The moves follow the president’s appointment of Alice Johnson as a “pardon czar,” signaling he intends to up the use of the presidential power. On Friday, the Justice Department lawyer appointed by former President Joe Biden to oversee pardons was fired.

“Everybody that is in prison now is keenly aware of the environment, and it’s become a very hot topic within the low- and minimum-security inmate communities,” consultant Sam Mangel told Politico. Mangel has worked with Steve Bannon, Bankman-Fried and George Santos after they faced criminal allegations.

“Their maneuvers offer a glimpse of a legal landscape shifting in real time to a chief executive undeterred by the informal constraints that previously limited presidential interventions in the criminal justice system,” Politico reported.

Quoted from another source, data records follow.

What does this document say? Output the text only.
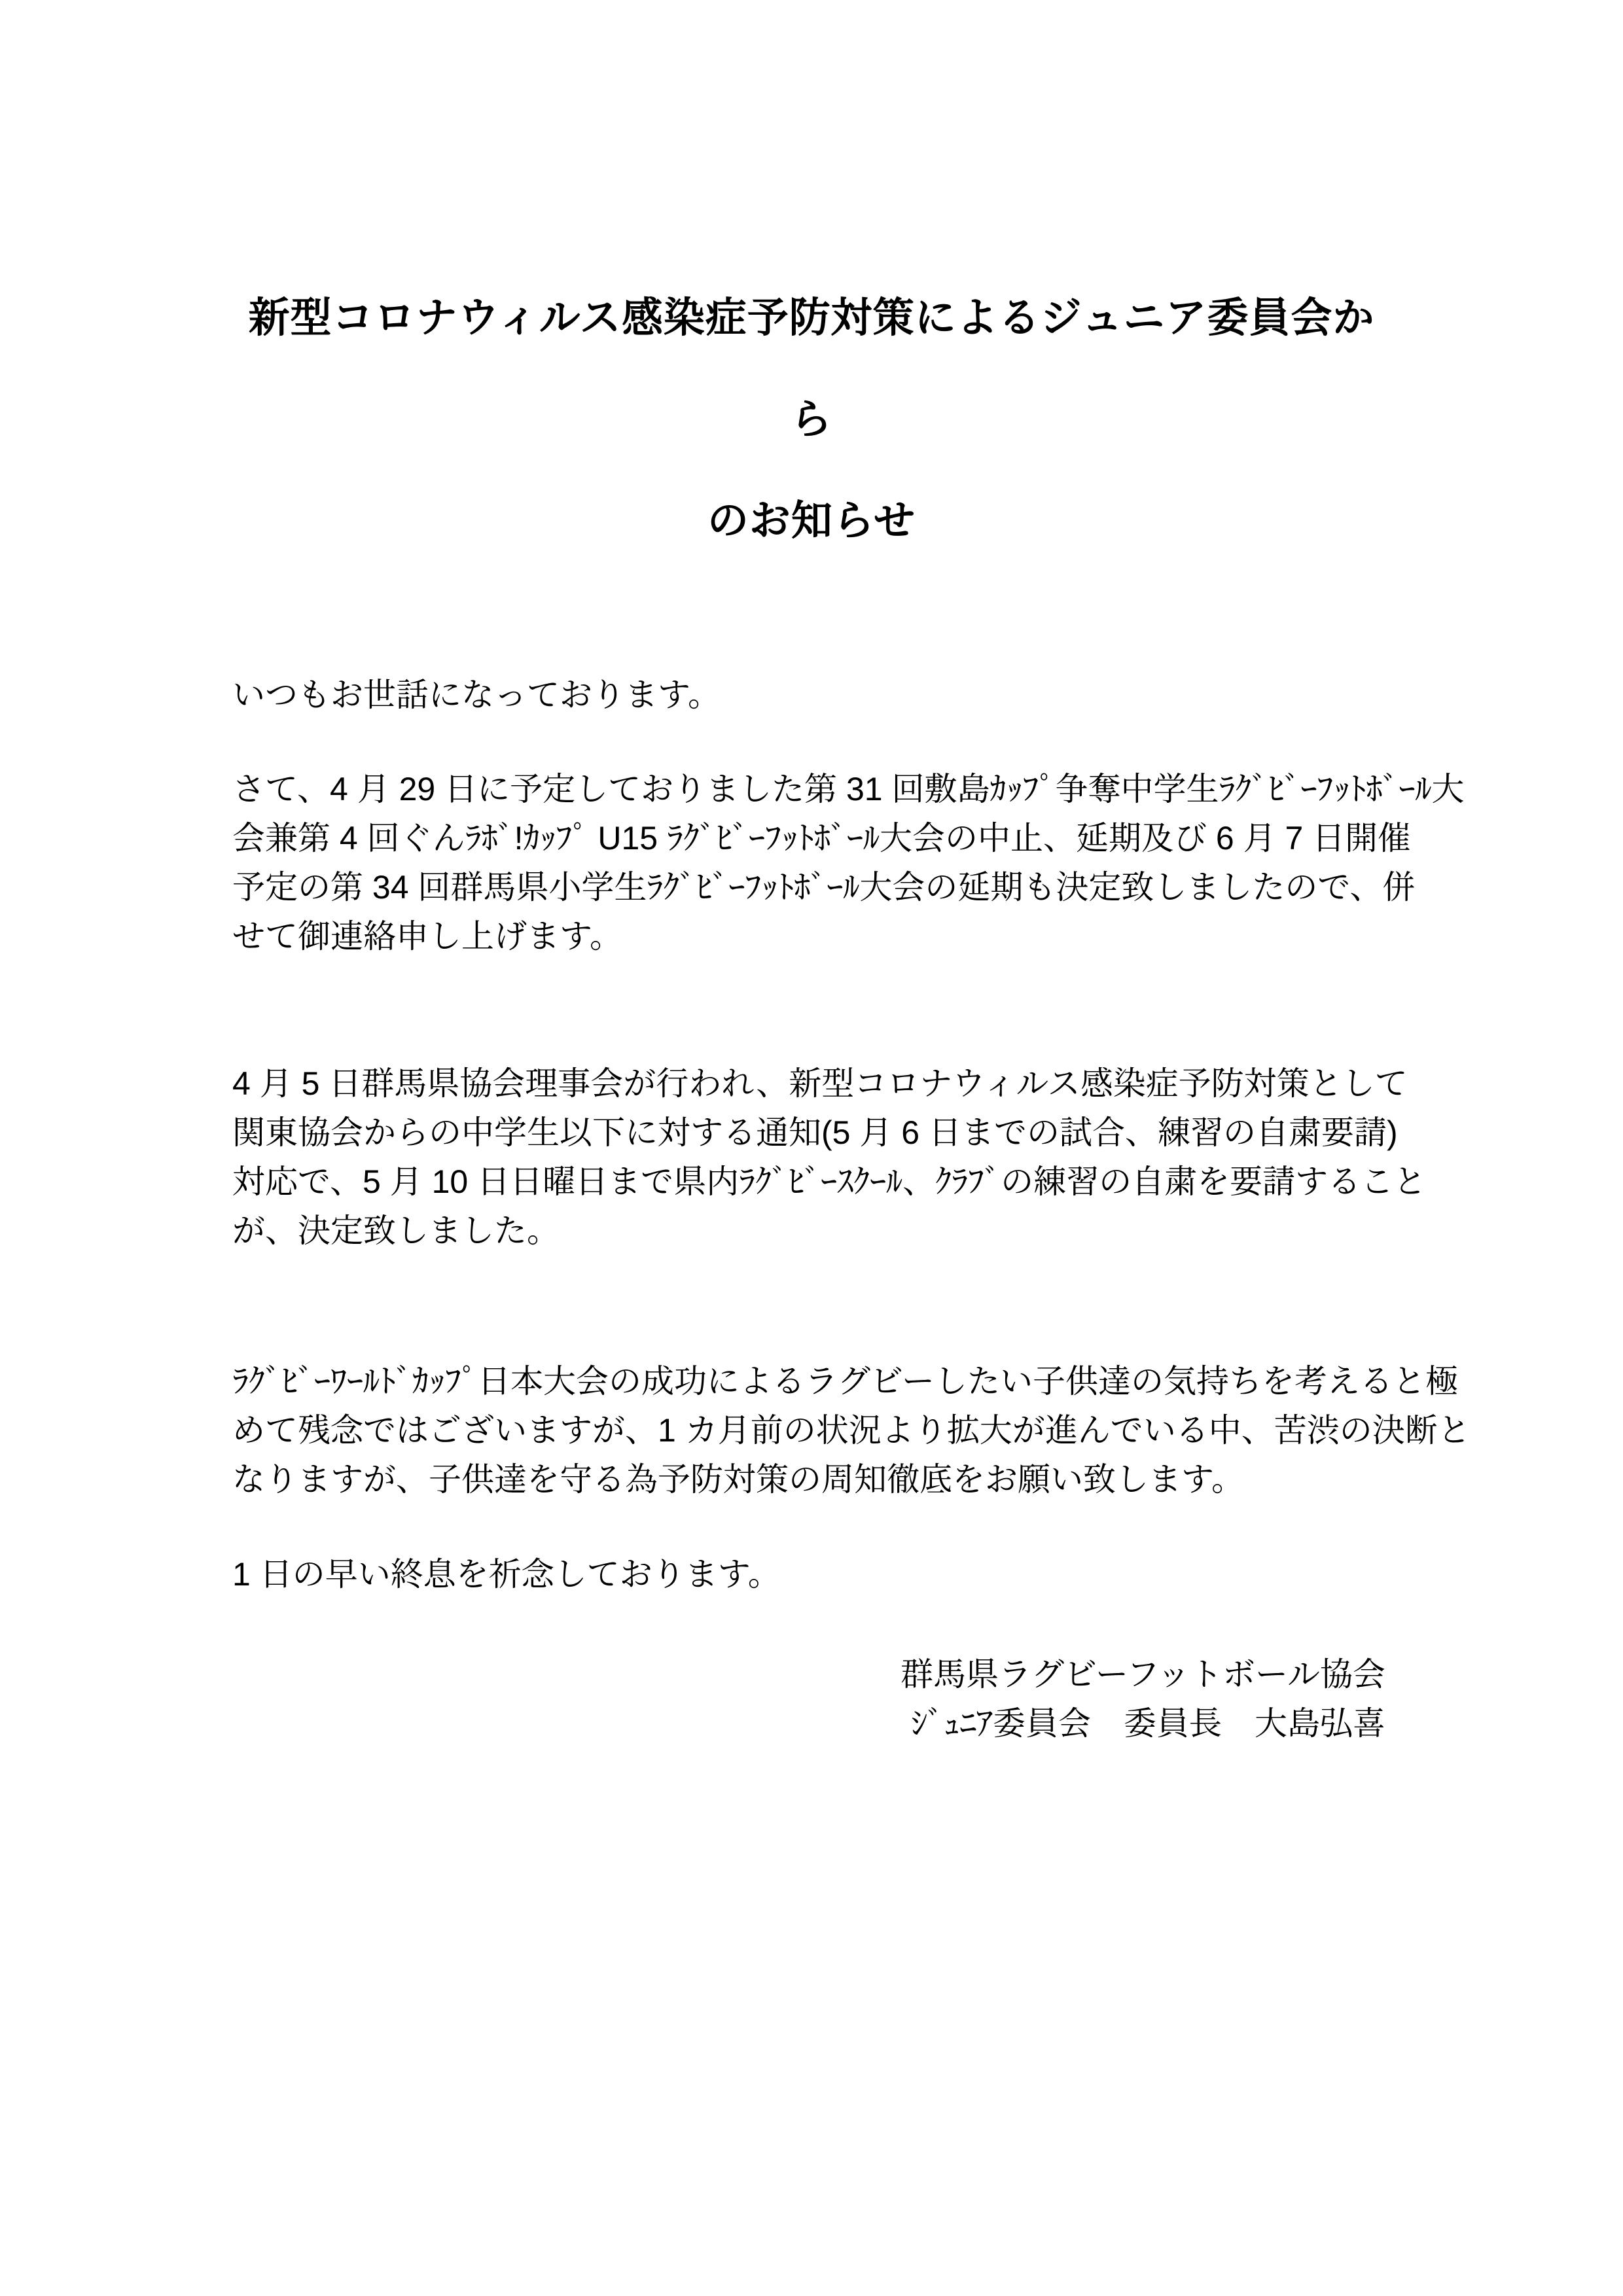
新型コロナウィルス感染症予防対策によるジュニア委員会から
のお知らせ
いつもお世話になっております。
さて、4 月 29 日に予定しておりました第 31 回敷島ｶｯﾌﾟ争奪中学生ﾗｸﾞﾋﾞｰﾌｯﾄﾎﾞｰﾙ大
会兼第 4 回ぐんﾗﾎﾞ!ｶｯﾌﾟ U15 ﾗｸﾞﾋﾞｰﾌｯﾄﾎﾞｰﾙ大会の中止、延期及び 6 月 7 日開催
予定の第 34 回群馬県小学生ﾗｸﾞﾋﾞｰﾌｯﾄﾎﾞｰﾙ大会の延期も決定致しましたので、併
せて御連絡申し上げます。
4 月 5 日群馬県協会理事会が行われ、新型コロナウィルス感染症予防対策として
関東協会からの中学生以下に対する通知(5 月 6 日までの試合、練習の自粛要請)
対応で、5 月 10 日日曜日まで県内ﾗｸﾞﾋﾞｰｽｸｰﾙ、ｸﾗﾌﾞの練習の自粛を要請すること
が、決定致しました。
ﾗｸﾞﾋﾞｰﾜｰﾙﾄﾞｶｯﾌﾟ日本大会の成功によるラグビーしたい子供達の気持ちを考えると極
めて残念ではございますが、1 カ月前の状況より拡大が進んでいる中、苦渋の決断と
なりますが、子供達を守る為予防対策の周知徹底をお願い致します。
1 日の早い終息を祈念しております。
群馬県ラグビーフットボール協会
ｼﾞｭﾆｱ委員会　委員長　大島弘喜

Mangel told the website he was receiving two to four inquiries about clemency per day. In three years previous to Trump’s election, he got two in total.

“The level of interest is unheard of,” he told Politico.

Democratic megadonor Bankman-Friend, a crypto entrepreneur sentenced to 25 years in prison, has been attacking his judge, Lewis Kaplan, in an attempt to show Trump he is a victim of the legal system. Kaplan is the same judge that oversaw the Trump’s defamation trial brought by E. Jean Carroll.

And Menendez — convicted of corruption charges last year — is using the same tactic.

“President Trump is right,” he said last month, “This process is political and it’s corrupted to the core.”